The Battles of Saratoga (September 19 and October 7, 1777) conclusively decided the fate of British General John Burgoyne’s army in the American War of Independence and are generally regarded as a turning point in the war. The battles were fought eighteen days apart on the same ground, 9 miles (14 km) south of Saratoga, New York.
Burgoyne’s campaign to divide New England from the southern colonies had started well, but slowed due to logistical problems. He won a small tactical victory over General Horatio Gates and the Continental Army in the September 19 Battle of Freeman’s Farm at the cost of significant casualties. His gains were erased when he again attacked the Americans in the October 7 Battle of Bemis Heights and the Americans captured a portion of the British defenses. Burgoyne was therefore compelled to retreat, and his army was surrounded by the much larger American force at Saratoga, forcing him to surrender on October 17, 1777.
A 155-foot rock-faced granite obelisk, completed in 1883, commemorates the Battles of Saratoga. It was restored and reopened in 2002 by the National Park Service.
Long a country home of the Schuyler family, the present house is the third to occupy this site. The first was destroyed during the French and Indian War in 1745; and the second was destroyed by British troops in October 1777, following the battles of Saratoga.
The nucleus of General Schuyler’s extensive agricultural and milling activities, the Schuyler House was visited by such dignitaries as George Washington, Alexander Hamilton, and the Marquis de Lafayette. It has been part of the Saratoga National Historical Park since 1950.
★★★Saratoga National Historical House★★★
The site of the turning point of the American Revolutionary War, where British forces were defeated by the Americans during battles in September and October of 1777. Explore and enjoy the visitors’ center, museum, bookstore, hiking trails, and a 9-1/2 mile self-guided tour road.
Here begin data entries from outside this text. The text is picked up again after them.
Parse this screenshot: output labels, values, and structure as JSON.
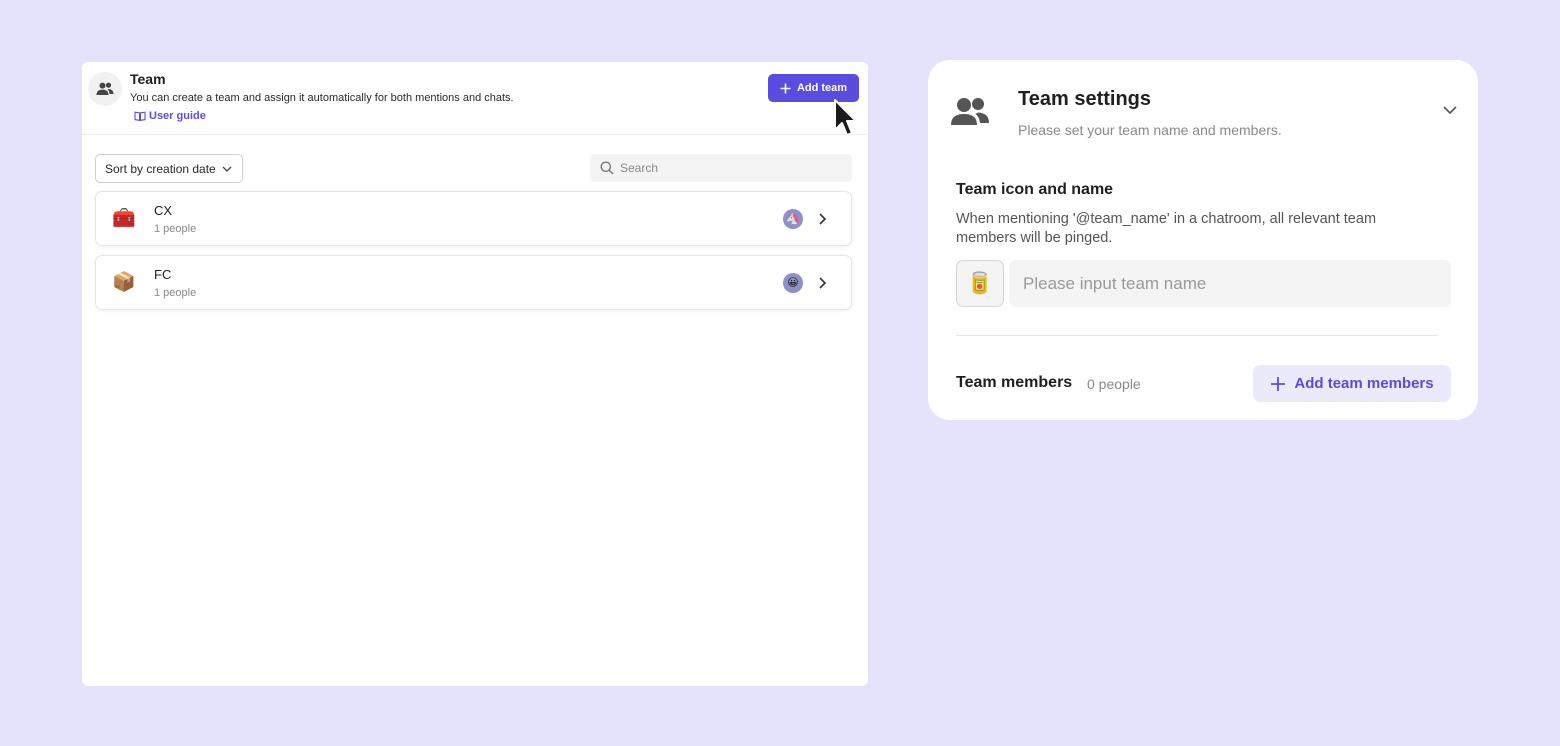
{
  "team_panel": {
    "title": "Team",
    "description": "You can create a team and assign it automatically for both mentions and chats.",
    "guide_link": "User guide",
    "add_button": "Add team",
    "sort": {
      "selected": "Sort by creation date"
    },
    "search": {
      "placeholder": "Search"
    },
    "teams": [
      {
        "emoji": "🧰",
        "name": "CX",
        "count": "1 people",
        "member_emoji": "🦄"
      },
      {
        "emoji": "📦",
        "name": "FC",
        "count": "1 people",
        "member_emoji": "😀"
      }
    ]
  },
  "settings_panel": {
    "title": "Team settings",
    "subtitle": "Please set your team name and members.",
    "icon_section_label": "Team icon and name",
    "icon_section_desc": "When mentioning '@team_name' in a chatroom, all relevant team members will be pinged.",
    "selected_icon": "🥫",
    "name_input": {
      "value": "",
      "placeholder": "Please input team name"
    },
    "members_label": "Team members",
    "members_count": "0 people",
    "add_members_button": "Add team members"
  },
  "colors": {
    "background": "#e3e3fc",
    "accent": "#5b4ce0",
    "accent_soft": "#ebeafd"
  },
  "icons": {
    "header": "people-icon",
    "guide": "book-icon",
    "add": "plus-icon",
    "sort": "chevron-down-icon",
    "search": "search-icon",
    "row": "chevron-right-icon",
    "collapse": "chevron-down-icon"
  }
}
Operated by the Department of Veterans Affairs National Cemetery, this site serves veterans from the Northeast. It is located north of Saratoga National Historical Park on Duell Road, off of Route 4.
Links the General Schuyler House and the Lock 5 Champlain Canal Park, a 1-1/2 mile self-guided walking tour along the old Champlain Canal Tow Path.
East of the Old Champlain Canal on Ferry Street (Route 29) is the area known as the “river flats”. On this low-lying plateau, it is recorded that the British army stacked their arms on October 17, 1777. Also, the site of Fort Hardy, built by General Dieskau in 1755, now Fort Hardy Park.
A quiet, relaxing location to watch boats “locking through” on their journey up and down the Hudson River. See one of the few original locks on the old Champlain Canal, and visit the unique powerhouse that controlled the locks.
Located 2 miles north of Schuylerville, fortified by General Stark, it prevented a British retreat after the battle.
At the intersection of Broad and Spring St. were the barracks in which the spy Lovelass was tried and sentenced to be hanged.
British General John Burgoyne surrendered to American General Gates on October 17, 1777, just south of the General Schuyler House on Route 4. The American flag was the first to fly victorious over an enemy.
★★★The Convention Elm★★★
Sited north of Byron’s Market on Broad Street, where Burgoyne signed the “Articles of Convention” leading up to the surrender.
One mile north on Route 4, on an elevation to the left, sits the Marshall House. Now a private residence, this house is one of the few remaining structures in Schuylerville that dates back to the Revolutionary War.
A reproduction of a French and Indian blockhouse, built-in 1927, that served as the first visitors’ center for the Saratoga National Park. Presently located in the Village of Stillwater, it features rotating exhibits and special events.